Yeni hükümet, SABİT PAKET FATURALARINA hemen son vermeli

Ökkeş Ağaoğlu

 

ÜLKEMİZDE hayat çok pahalı... Öyle böyle de değil... Hem açlık... Hem sefalet... Hem yoksulluk... Hem işsizlik... Hem gıdasızlık... Hem soygun... Hem yolsuzluk... Hem dolar bazında değerlendirmeler... Hem Türk Lirasının her gün değer kaybetmesi... Hem borsanın durumu... Hem olmayan yatırımlar... Hem depreme karşı büyük bir çaresizlik ve bekleyiş... Hem zam oranlarının küçülmesi... Hem emeklinin ayakta duramaması... Hem piyasalar... Hem de piyasalara can verecek olan üretim... Ve tabii ki tarım sektörü... Bütün bunlara ek olarak de eğitim alanında eğitimsizlik... İşte bütün bunlar Türkiye’nin içinden çıkamadığı kaderin zincirini kıramadığı... Hükümetin devlet adına bir şey yapamadığı (Hatta bilinçli bir şekilde yapmadığı) bir siyasi ortam içinde yoğrulup gidiyoruz... Peki nereye kadar?.. Kimisi, “Bu gidişin artık dönüşü pek zor” derken... Kimisi de, “Seçimde her şeyin değişeceği muhteşem bir atılım olacak” diyor... Peki nereye kadar?.. Tabii ki seçimin ilk gününe ve o ilk sıcak saatlerine kadar.
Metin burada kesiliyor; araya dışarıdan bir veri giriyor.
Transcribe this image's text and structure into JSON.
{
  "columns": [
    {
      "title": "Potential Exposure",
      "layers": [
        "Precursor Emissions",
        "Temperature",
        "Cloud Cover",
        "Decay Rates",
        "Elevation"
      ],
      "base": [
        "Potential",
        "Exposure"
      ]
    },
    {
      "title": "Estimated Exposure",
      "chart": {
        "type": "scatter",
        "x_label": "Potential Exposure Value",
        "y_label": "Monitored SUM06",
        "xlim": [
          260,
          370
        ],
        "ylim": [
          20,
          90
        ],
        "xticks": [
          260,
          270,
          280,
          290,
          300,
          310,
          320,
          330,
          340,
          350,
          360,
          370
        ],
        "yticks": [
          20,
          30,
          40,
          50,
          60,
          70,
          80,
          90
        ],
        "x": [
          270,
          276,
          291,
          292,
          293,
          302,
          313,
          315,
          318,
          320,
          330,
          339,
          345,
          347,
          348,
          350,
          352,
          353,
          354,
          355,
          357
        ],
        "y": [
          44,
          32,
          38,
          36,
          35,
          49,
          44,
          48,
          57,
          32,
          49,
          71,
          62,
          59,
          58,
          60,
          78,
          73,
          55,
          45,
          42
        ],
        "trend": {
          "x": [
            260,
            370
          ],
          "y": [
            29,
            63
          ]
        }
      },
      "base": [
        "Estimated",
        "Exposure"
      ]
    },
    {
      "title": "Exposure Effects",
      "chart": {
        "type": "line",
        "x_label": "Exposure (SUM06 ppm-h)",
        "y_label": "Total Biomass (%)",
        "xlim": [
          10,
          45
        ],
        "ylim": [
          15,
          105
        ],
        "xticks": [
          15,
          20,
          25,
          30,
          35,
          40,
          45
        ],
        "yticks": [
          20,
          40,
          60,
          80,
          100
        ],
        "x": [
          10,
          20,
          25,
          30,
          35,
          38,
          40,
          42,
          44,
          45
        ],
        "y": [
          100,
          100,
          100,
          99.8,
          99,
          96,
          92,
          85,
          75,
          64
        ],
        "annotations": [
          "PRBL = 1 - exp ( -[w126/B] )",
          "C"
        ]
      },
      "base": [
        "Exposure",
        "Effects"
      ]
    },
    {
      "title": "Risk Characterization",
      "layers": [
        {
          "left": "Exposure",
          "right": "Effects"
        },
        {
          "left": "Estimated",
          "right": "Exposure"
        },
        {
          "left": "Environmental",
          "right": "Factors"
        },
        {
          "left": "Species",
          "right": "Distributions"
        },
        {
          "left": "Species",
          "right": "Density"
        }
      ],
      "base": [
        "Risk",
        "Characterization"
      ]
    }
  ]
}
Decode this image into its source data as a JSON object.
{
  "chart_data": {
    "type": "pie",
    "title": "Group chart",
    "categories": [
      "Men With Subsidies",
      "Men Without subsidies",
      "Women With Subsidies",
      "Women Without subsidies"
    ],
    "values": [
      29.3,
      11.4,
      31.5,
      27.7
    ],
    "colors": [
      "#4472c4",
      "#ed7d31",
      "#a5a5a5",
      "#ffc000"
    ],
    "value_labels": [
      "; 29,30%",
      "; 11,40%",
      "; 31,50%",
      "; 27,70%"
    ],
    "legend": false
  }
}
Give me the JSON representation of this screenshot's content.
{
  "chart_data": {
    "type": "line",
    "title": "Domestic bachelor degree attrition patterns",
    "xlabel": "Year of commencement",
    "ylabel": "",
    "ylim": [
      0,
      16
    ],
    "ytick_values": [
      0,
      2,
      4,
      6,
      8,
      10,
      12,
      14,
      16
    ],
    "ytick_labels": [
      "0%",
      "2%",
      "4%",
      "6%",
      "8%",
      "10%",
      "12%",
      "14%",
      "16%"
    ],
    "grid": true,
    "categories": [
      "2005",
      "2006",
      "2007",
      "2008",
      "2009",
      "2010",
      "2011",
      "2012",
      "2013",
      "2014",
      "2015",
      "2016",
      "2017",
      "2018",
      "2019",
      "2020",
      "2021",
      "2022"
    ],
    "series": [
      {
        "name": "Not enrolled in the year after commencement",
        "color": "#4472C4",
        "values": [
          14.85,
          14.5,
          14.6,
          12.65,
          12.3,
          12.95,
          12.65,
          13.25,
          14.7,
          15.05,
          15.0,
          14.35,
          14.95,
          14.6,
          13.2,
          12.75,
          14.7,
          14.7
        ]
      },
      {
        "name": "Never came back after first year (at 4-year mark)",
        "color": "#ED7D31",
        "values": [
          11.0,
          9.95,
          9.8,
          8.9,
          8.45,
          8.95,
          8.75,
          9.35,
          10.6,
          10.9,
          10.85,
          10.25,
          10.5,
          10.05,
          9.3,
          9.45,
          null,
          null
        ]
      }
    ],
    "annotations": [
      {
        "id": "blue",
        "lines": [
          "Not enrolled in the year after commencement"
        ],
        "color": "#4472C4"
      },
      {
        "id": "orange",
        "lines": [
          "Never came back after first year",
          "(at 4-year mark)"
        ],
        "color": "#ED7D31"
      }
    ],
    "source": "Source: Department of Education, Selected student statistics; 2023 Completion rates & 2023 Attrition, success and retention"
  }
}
YENİ GELEN HÜKÜMETTEN BELİRLİ BAZI ŞEYLERİN DEĞİŞMESİNİ İSTEMEK ARTIK BU MİLLETİN HAKKIDIR DİYE DÜŞÜNÜLMELİ... ÖRNEK Mİ?.. ÖRNEK ÇOK... TELEFONLARIN SABİT PAKET ÜZERİNDEN HALKIMIZIN ÖDEMELERİ ZORAKİ YAPILMASI GİBİ... BU TÜR HİZMETLERİN İNTERNET ÜZERİNDEN YAPTIKLARI RAKAMLARIN SABİTLEŞTİRİLMESİ ARTIK SON BULMALI... Eskiden (Yani Cumhuriyet’in yaşandığı ve yaşatıldığı dönemlerde) telefonlar belirli bir ücret içinde işlerdi... Faturalar da ona göre yansıtıldı... Yani telefon faturaları (KONUŞTUĞUN KADAR ÖDEME YAPARSIN) şeklinde devam ederdi. Bugüne bakıyorsunuz, ne kadar telefon şirketi varsa... Ne kadar faturalı belgelendirme ve bilgilendirme hizmeti varsa... Hemen hemen hepsi (ŞU PAKETİ KABUL ETMELİSİNİZ) gibisinden bir ekonomik çantayı önünüze seriyorlar... Siz de “YAHU BEN BU VEYA ŞU PAKETİ KABUL ETMEYE MECBUR MUYUM?.. BEN KONUŞTUĞUM KADAR PARA ÖDEMEK İSTİYORUM) diyorsunuz ama sizi kim dinliyor ki?.. Bir defa devletin (yani devleti temsil edemeyen hükümetin) çivisi yerinden çıkmış... Telefon şirketleri size (100, 150, 200, 250) ve bunun gibi aralara sıkışmış ve de (İNTERNET HİZMETİ VERİYORUZ) gibi sizi, önünüze öyle bir yokuşa sürüyorlar ki... Siz de ister istemez bir seçim yapmaya mecbur kalıyorsunuz... Ancak ilk tepkiniz, “Yahu ben böyle bir paket kabul etmiyorum... Ne kadar konuştuysam, internet olarak ne kadar kullandıysam benden o kadar para talep edebilirsiniz... Bunun dışında hiçbir ücreti kabul etmiyorum” diyorsunuz ama ne yazık ki kabul görmüyor... Neden biliyor musunuz?.. Birincisi ülke ekonomisi öylesine başıboş bırakılmış ki, ne telefon şirketlerini şikayet edecek bir devlet kurumu bulabiliyorsunuz... Ne de şikayetinizin ses getireceği bir hükümet... Tüm kuruluşlar ve şirketler başıboş bırakılmış vaziyette... Hangi şirkete veya kuruluşa işiniz düştüyse, hemen sizi anında bir pakete dahil ediyor... Ve İSTER KONUŞUN, İSTER KONUŞMAYIN o paket üzerinden her ay sizden belirli ücreti alıyor... Şimdi bu adalet mi?.. Elbette değil... Ama bu hükümet ve yönetemediği devletin başı boşluğu devam ettikçe bu adaletsizlik tüm hatlarıyla devam edecek... Ediyor da zaten...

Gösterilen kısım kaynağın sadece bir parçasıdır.